In Kanthal A1, the resistance changes just by 0.04% when it goes from 20 C (room temperature) to 200 C (when the mod is triggered). It is more than 100% change in nickel when you go through the same process. This is why Kanthal is not possible to use in temperature control mode, the mod simply cannot identify such small changes in resistance as to estimate wire temperature, so it is necessary to use at least stainless steel which has a much larger variation.
Most of the potential hazards that can be produced in an electronic cigarette come from the excess heat produced in the coil. One of the harmful compounds are formaldehydes produced through the term “dry-hit” used when we turn on the machine with dry cotton and taste burnt cotton. This is not the case with temperature control because the appliance identifies a sudden variation in resistance, a sign that the cotton is dry and does not work.
Another major concern is acrolein, a toxin produced by the breakdown of vegetable glycerin (known as VG – Vegetable Glycerin) as it passes 280 Celsius. Remember that the boiling point of VG is 290o Celsius, which is why it is not recommended to use liquids that are 100% VG. Adding a little Propylene Glycol reduces the vaporization temperature below the point where acrolein could be produced. In studies of normal cigarette smoke, acrolein was a major contributor to non-carcinogenic health problems.
In addition, cinnamaldehyde, better known as cinnamon flavor in vaporizing liquids, is a chemical very close to acrolein, and excess heat can catalyze it for acrolein, which may be why some recent studies in tissue of rat lungs showed that cinnamon vapor had a higher toxicity than unflavored liquids.
Aside from the health benefit issues; there are several improvements to the vaporizing experience itself that temperature control can offer. Many report an increase in taste due to the constant temperature of the coil and there is a significant increase in the life of the cotton or silica used in the atomizer, without risk of burning because they are dry.
How to use in practice
Although there are hundreds and perhaps thousands of different models of devices available at Vapeciga.com that have temperature control, the system is always the same. In addition to the device with technology, you must use an atomizer that has a coil installed that is made of compatible metal. As we have seen it is possible to be pure nickel, titanium or preferably stainless steel.

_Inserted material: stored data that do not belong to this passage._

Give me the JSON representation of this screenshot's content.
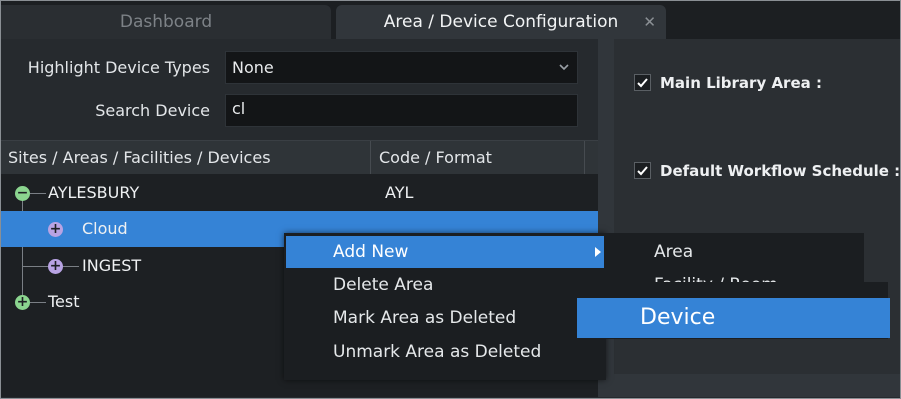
{
  "tabs": [
    {
      "label": "Dashboard",
      "active": false
    },
    {
      "label": "Area / Device Configuration",
      "active": true,
      "close_icon": "close-icon"
    }
  ],
  "filters": {
    "highlight_label": "Highlight Device Types",
    "highlight_value": "None",
    "search_label": "Search Device",
    "search_value": "cl"
  },
  "tree": {
    "columns": [
      "Sites / Areas / Facilities / Devices",
      "Code / Format"
    ],
    "rows": [
      {
        "label": "AYLESBURY",
        "code": "AYL",
        "icon": "collapse-icon",
        "selected": false
      },
      {
        "label": "Cloud",
        "code": "",
        "icon": "expand-icon",
        "selected": true
      },
      {
        "label": "INGEST",
        "code": "",
        "icon": "expand-icon",
        "selected": false
      },
      {
        "label": "Test",
        "code": "",
        "icon": "expand-icon",
        "selected": false
      }
    ]
  },
  "right_panel": {
    "checks": [
      {
        "label": "Main Library Area :",
        "checked": true
      },
      {
        "label": "Default Workflow Schedule :",
        "checked": true
      }
    ]
  },
  "context_menu": {
    "items": [
      "Add New",
      "Delete Area",
      "Mark Area as Deleted",
      "Unmark Area as Deleted"
    ],
    "active": "Add New",
    "submenu": [
      "Area",
      "Facility / Room",
      "Device"
    ],
    "submenu_active": "Device"
  },
  "colors": {
    "accent": "#3583d6",
    "background": "#262a2e",
    "node_green": "#8bd58f",
    "node_purple": "#b8a3e3"
  }
}
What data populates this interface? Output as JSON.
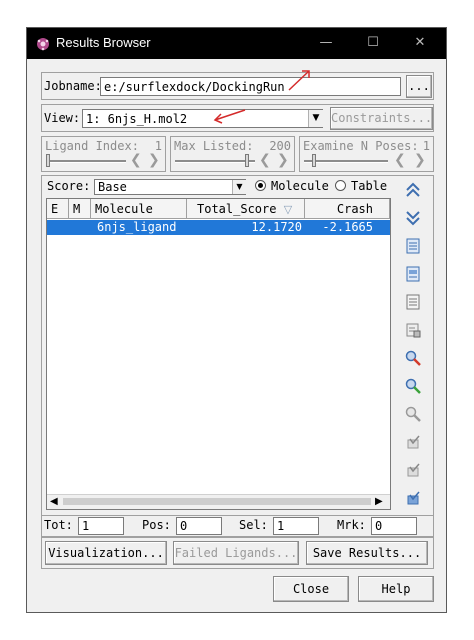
{
  "window": {
    "title": "Results Browser"
  },
  "jobname": {
    "label": "Jobname:",
    "value": "e:/surflexdock/DockingRun",
    "browse_label": "..."
  },
  "view": {
    "label": "View:",
    "value": "1: 6njs_H.mol2",
    "constraints_label": "Constraints..."
  },
  "sliders": [
    {
      "label": "Ligand Index:",
      "value": "1"
    },
    {
      "label": "Max Listed:",
      "value": "200"
    },
    {
      "label": "Examine N Poses:",
      "value": "1"
    }
  ],
  "score": {
    "label": "Score:",
    "value": "Base",
    "radio_molecule": "Molecule",
    "radio_table": "Table",
    "selected": "Molecule"
  },
  "table": {
    "columns": [
      "E",
      "M",
      "Molecule",
      "Total_Score",
      "Crash"
    ],
    "rows": [
      {
        "e": "",
        "m": "",
        "molecule": "6njs_ligand",
        "total_score": "12.1720",
        "crash": "-2.1665"
      }
    ]
  },
  "counts": {
    "tot_label": "Tot:",
    "tot": "1",
    "pos_label": "Pos:",
    "pos": "0",
    "sel_label": "Sel:",
    "sel": "1",
    "mrk_label": "Mrk:",
    "mrk": "0"
  },
  "actions": {
    "visualization": "Visualization...",
    "failed_ligands": "Failed Ligands...",
    "save_results": "Save Results..."
  },
  "footer": {
    "close": "Close",
    "help": "Help"
  },
  "colors": {
    "selection": "#2178d8",
    "annotation_arrow": "#d42a2a",
    "toolbar_icon": "#3e6fb0"
  },
  "side_toolbar_icons": [
    "move-top-icon",
    "move-bottom-icon",
    "list-icon",
    "list-view-icon",
    "list-plain-icon",
    "edit-icon",
    "search-red-icon",
    "search-green-icon",
    "search-gray-icon",
    "check-gray-icon",
    "check-gray-icon",
    "check-blue-icon"
  ]
}
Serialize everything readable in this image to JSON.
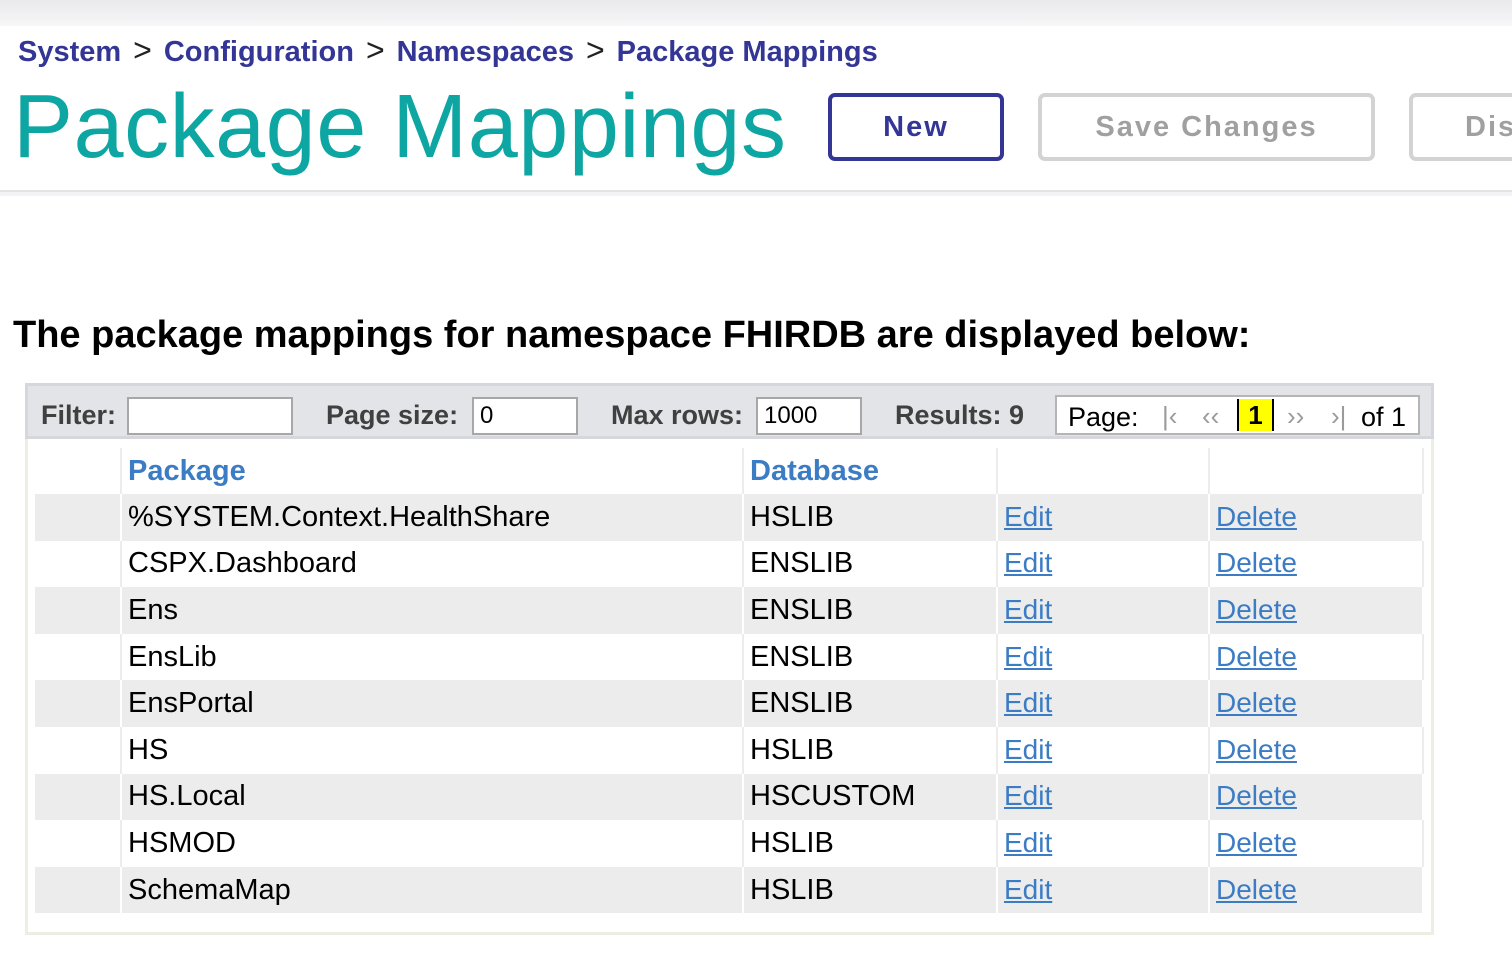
{
  "breadcrumb": [
    {
      "label": "System"
    },
    {
      "label": "Configuration"
    },
    {
      "label": "Namespaces"
    },
    {
      "label": "Package Mappings"
    }
  ],
  "breadcrumb_separator": ">",
  "page_title": "Package Mappings",
  "buttons": {
    "new": "New",
    "save": "Save Changes",
    "discard": "Dis"
  },
  "section_title": "The package mappings for namespace FHIRDB are displayed below:",
  "filterbar": {
    "filter_label": "Filter:",
    "filter_value": "",
    "page_size_label": "Page size:",
    "page_size_value": "0",
    "max_rows_label": "Max rows:",
    "max_rows_value": "1000",
    "results_label": "Results: 9",
    "pager": {
      "label": "Page:",
      "first": "|‹",
      "prev": "‹‹",
      "current": "1",
      "next": "››",
      "last": "›|",
      "of": "of 1"
    }
  },
  "table": {
    "columns": [
      "",
      "Package",
      "Database",
      "",
      ""
    ],
    "rows": [
      {
        "package": "%SYSTEM.Context.HealthShare",
        "database": "HSLIB",
        "edit": "Edit",
        "delete": "Delete"
      },
      {
        "package": "CSPX.Dashboard",
        "database": "ENSLIB",
        "edit": "Edit",
        "delete": "Delete"
      },
      {
        "package": "Ens",
        "database": "ENSLIB",
        "edit": "Edit",
        "delete": "Delete"
      },
      {
        "package": "EnsLib",
        "database": "ENSLIB",
        "edit": "Edit",
        "delete": "Delete"
      },
      {
        "package": "EnsPortal",
        "database": "ENSLIB",
        "edit": "Edit",
        "delete": "Delete"
      },
      {
        "package": "HS",
        "database": "HSLIB",
        "edit": "Edit",
        "delete": "Delete"
      },
      {
        "package": "HS.Local",
        "database": "HSCUSTOM",
        "edit": "Edit",
        "delete": "Delete"
      },
      {
        "package": "HSMOD",
        "database": "HSLIB",
        "edit": "Edit",
        "delete": "Delete"
      },
      {
        "package": "SchemaMap",
        "database": "HSLIB",
        "edit": "Edit",
        "delete": "Delete"
      }
    ]
  }
}
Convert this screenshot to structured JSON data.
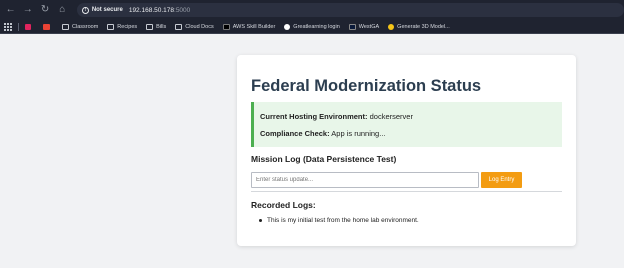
{
  "browser": {
    "security_label": "Not secure",
    "url_host": "192.168.50.178",
    "url_port": ":5000",
    "bookmarks": [
      {
        "label": "",
        "icon": "app-icon-p"
      },
      {
        "label": "",
        "icon": "gmail-icon"
      },
      {
        "label": "Classroom",
        "icon": "folder-icon"
      },
      {
        "label": "Recipes",
        "icon": "folder-icon"
      },
      {
        "label": "Bills",
        "icon": "folder-icon"
      },
      {
        "label": "Cloud Docs",
        "icon": "folder-icon"
      },
      {
        "label": "AWS Skill Builder",
        "icon": "aws-icon"
      },
      {
        "label": "Greatlearning login",
        "icon": "globe-icon"
      },
      {
        "label": "WestGA",
        "icon": "westga-icon"
      },
      {
        "label": "Generate 3D Model...",
        "icon": "model-icon"
      }
    ]
  },
  "page": {
    "title": "Federal Modernization Status",
    "status": {
      "env_label": "Current Hosting Environment:",
      "env_value": "dockerserver",
      "check_label": "Compliance Check:",
      "check_value": "App is running..."
    },
    "mission_heading": "Mission Log (Data Persistence Test)",
    "input_placeholder": "Enter status update...",
    "log_button": "Log Entry",
    "recorded_heading": "Recorded Logs:",
    "logs": [
      "This is my initial test from the home lab environment."
    ]
  },
  "colors": {
    "title": "#2c3e50",
    "status_bg": "#e8f6e9",
    "status_border": "#4caf50",
    "button": "#f39c12"
  }
}
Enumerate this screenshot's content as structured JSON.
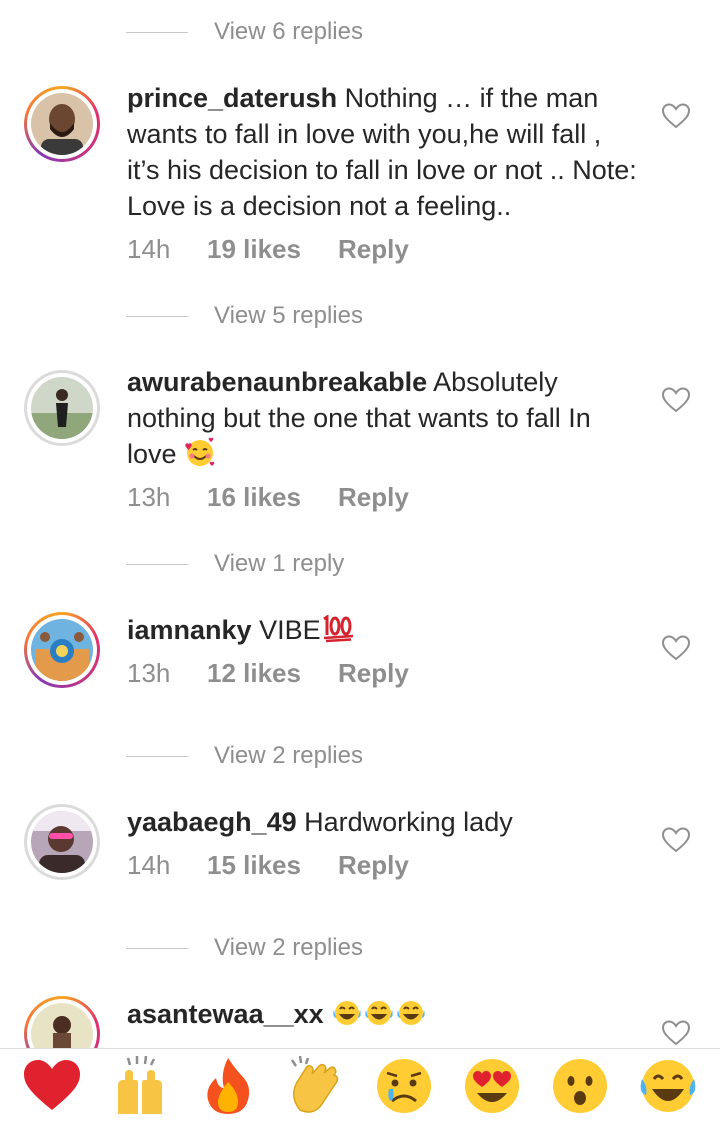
{
  "threads": [
    {
      "replies": "View 6 replies"
    },
    {
      "replies": "View 5 replies"
    },
    {
      "replies": "View 1 reply"
    },
    {
      "replies": "View 2 replies"
    },
    {
      "replies": "View 2 replies"
    }
  ],
  "comments": [
    {
      "username": "prince_daterush",
      "text": "Nothing … if the man wants to fall in love with you,he will fall , it’s his decision to fall in love or not .. Note: Love is a decision not a feeling..",
      "time": "14h",
      "likes": "19 likes",
      "reply": "Reply"
    },
    {
      "username": "awurabenaunbreakable",
      "text": "Absolutely nothing but the one that wants to fall In love",
      "emoji": "smiling-face-with-hearts",
      "time": "13h",
      "likes": "16 likes",
      "reply": "Reply"
    },
    {
      "username": "iamnanky",
      "text": "VIBE",
      "emoji": "hundred-points",
      "time": "13h",
      "likes": "12 likes",
      "reply": "Reply"
    },
    {
      "username": "yaabaegh_49",
      "text": "Hardworking lady",
      "time": "14h",
      "likes": "15 likes",
      "reply": "Reply"
    },
    {
      "username": "asantewaa__xx",
      "text": "",
      "emoji": "tears-of-joy x3"
    }
  ],
  "emoji_bar": [
    "red-heart",
    "raising-hands",
    "fire",
    "clapping-hands",
    "sad-face",
    "heart-eyes",
    "surprised-face",
    "tears-of-joy"
  ],
  "colors": {
    "text": "#262626",
    "secondary": "#8e8e8e",
    "divider": "#dbdbdb"
  }
}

We suggest that you always use a coil system as simple as possible. On the market there are all sorts of coils, some extremely complex, with mixtures of yarns, twisted braiding techniques and other features that enhance the taste and make them great for POWER mode, but technically only disrupt temperature control. If you want to understand more about coils read this article.
It all comes down to the ability of the chip to interpret the variation of resistance and thus determine by relationship what the temperature of the wire is. Adding complexity to this is making it difficult for the chip to work, resulting in incorrect readings and even malfunction. As a rule, the ideal is to use only one coil and that is made of simple wire, avoiding any type of braided coil.
However, it is also understood that a more complex coil or using more than one coil, in a dual coil system for example, increases taste perception by the larger amount of vaporized liquid, so it may be interesting to test until you find the best one combination for you. The goal is to strike a balance between simplifying chip work and thus ensuring a good reading interpretation without losing the chance to get a better taste.